Hi,
On 2024-06-03 11:11:46 +0000, Bertrand Drouvot wrote:
> The main argument is that we currently don’t have writes counters for relations.
> The reason is that we don’t have the relation OID when writing buffers out.
> Tracking writes per relfilenode would allow us to track/consolidate writes per
> relation (example in the v1 patch and in the message up-thread).
>
> I think that adding instrumentation in this area (writes counters) could be
> beneficial (like it is for the ones we currently have for reads).
>
> Second argument is that this is also beneficial for the "Split index and
> table statistics into different types of stats" thread (mentioned in the previous
> message). It would allow us to avoid additional branches in some situations (like
> the one mentioned by Andres in the link I provided up-thread).
I think there's another *very* significant benefit:
Right now physical replication doesn't populate statistics fields like
n_dead_tup, which can be a huge issue after failovers, because there's little
information about what autovacuum needs to do.

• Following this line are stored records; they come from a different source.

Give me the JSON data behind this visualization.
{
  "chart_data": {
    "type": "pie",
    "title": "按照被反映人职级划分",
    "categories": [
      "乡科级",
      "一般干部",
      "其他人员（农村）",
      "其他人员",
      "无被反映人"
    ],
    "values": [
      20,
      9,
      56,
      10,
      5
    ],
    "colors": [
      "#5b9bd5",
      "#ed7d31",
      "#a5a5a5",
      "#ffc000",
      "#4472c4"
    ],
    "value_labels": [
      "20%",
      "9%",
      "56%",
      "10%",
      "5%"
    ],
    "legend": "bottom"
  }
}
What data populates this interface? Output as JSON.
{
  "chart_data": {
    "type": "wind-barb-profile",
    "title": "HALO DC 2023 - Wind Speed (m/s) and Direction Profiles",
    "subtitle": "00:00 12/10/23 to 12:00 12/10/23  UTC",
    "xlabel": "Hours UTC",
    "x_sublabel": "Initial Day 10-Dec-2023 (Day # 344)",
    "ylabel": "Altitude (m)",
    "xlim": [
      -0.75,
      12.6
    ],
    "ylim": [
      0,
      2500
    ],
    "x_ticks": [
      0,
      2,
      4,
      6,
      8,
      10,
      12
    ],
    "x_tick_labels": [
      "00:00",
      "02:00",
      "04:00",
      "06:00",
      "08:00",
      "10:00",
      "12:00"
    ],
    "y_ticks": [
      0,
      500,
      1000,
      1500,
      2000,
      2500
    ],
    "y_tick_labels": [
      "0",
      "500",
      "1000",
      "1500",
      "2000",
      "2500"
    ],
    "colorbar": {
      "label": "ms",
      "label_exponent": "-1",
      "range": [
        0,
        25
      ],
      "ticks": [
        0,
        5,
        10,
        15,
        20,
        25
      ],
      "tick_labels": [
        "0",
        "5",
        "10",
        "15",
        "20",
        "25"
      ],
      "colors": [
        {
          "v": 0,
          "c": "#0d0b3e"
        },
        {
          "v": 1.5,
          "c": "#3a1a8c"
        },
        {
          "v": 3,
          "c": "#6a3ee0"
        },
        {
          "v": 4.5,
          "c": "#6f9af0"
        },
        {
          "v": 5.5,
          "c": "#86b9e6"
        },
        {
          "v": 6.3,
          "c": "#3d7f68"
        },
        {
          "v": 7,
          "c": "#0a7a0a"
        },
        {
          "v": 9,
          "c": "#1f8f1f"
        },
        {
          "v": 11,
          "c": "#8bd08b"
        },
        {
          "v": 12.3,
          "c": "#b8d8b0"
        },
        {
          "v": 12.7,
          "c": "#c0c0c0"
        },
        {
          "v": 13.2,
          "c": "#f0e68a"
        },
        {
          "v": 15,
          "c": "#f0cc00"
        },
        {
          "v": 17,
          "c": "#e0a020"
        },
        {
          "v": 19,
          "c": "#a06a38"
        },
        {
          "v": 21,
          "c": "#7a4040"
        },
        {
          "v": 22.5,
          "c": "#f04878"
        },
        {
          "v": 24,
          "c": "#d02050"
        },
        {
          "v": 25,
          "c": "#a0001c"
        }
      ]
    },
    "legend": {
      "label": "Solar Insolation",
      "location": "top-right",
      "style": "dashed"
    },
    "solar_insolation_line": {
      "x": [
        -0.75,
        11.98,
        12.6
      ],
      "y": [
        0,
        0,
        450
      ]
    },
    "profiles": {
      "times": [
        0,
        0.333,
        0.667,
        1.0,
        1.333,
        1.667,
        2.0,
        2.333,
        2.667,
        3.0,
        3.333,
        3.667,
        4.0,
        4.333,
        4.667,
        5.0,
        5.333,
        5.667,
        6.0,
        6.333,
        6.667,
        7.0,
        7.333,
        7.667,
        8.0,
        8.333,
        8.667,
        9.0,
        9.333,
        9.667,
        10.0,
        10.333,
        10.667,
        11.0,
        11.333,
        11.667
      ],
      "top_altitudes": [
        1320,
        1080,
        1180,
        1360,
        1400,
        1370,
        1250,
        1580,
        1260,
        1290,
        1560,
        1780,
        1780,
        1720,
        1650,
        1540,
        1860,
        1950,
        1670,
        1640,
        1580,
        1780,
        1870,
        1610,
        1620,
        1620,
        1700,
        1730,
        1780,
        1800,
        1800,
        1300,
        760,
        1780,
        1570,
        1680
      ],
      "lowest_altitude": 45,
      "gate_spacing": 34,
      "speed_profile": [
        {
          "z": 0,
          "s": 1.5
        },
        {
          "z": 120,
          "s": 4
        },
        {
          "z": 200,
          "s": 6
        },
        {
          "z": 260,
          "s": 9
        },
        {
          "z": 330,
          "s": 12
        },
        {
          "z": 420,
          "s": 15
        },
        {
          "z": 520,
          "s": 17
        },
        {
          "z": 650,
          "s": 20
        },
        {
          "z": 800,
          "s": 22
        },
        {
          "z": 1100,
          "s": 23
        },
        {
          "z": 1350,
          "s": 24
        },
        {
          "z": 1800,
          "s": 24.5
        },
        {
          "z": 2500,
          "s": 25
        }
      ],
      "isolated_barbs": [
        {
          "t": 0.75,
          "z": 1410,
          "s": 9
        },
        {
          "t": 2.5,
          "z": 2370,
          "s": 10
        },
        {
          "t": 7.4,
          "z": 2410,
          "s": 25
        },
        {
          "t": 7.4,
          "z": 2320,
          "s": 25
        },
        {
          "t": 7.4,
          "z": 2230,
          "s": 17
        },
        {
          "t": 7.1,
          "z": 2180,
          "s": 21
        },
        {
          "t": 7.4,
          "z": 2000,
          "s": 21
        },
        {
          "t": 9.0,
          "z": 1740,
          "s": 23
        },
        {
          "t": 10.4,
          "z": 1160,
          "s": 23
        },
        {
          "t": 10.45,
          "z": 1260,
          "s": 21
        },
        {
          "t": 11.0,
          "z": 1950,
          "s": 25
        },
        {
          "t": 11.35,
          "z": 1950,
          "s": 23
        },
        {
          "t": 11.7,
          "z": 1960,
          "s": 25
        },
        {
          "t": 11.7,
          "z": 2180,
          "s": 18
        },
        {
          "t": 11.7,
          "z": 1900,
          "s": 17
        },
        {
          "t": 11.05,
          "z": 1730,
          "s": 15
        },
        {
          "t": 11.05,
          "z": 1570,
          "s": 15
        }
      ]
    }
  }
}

Auto-analyze *partially* can fix it at times, if it's lucky enough to see
enough dead tuples - but that's not a given and even if it works, is often
wildly inaccurate.
Once we put things like n_dead_tup into per-relfilenode stats, we can populate
them during WAL replay. Thus after a promotion autovacuum has much better
data.
This also is important when we crash: We've been talking about storing a
snapshot of the stats alongside each REDO pointer. Combined with updating
stats during crash recovery, we'll have accurate dead-tuple stats once recovey
has finished.
Greetings,
Andres Freund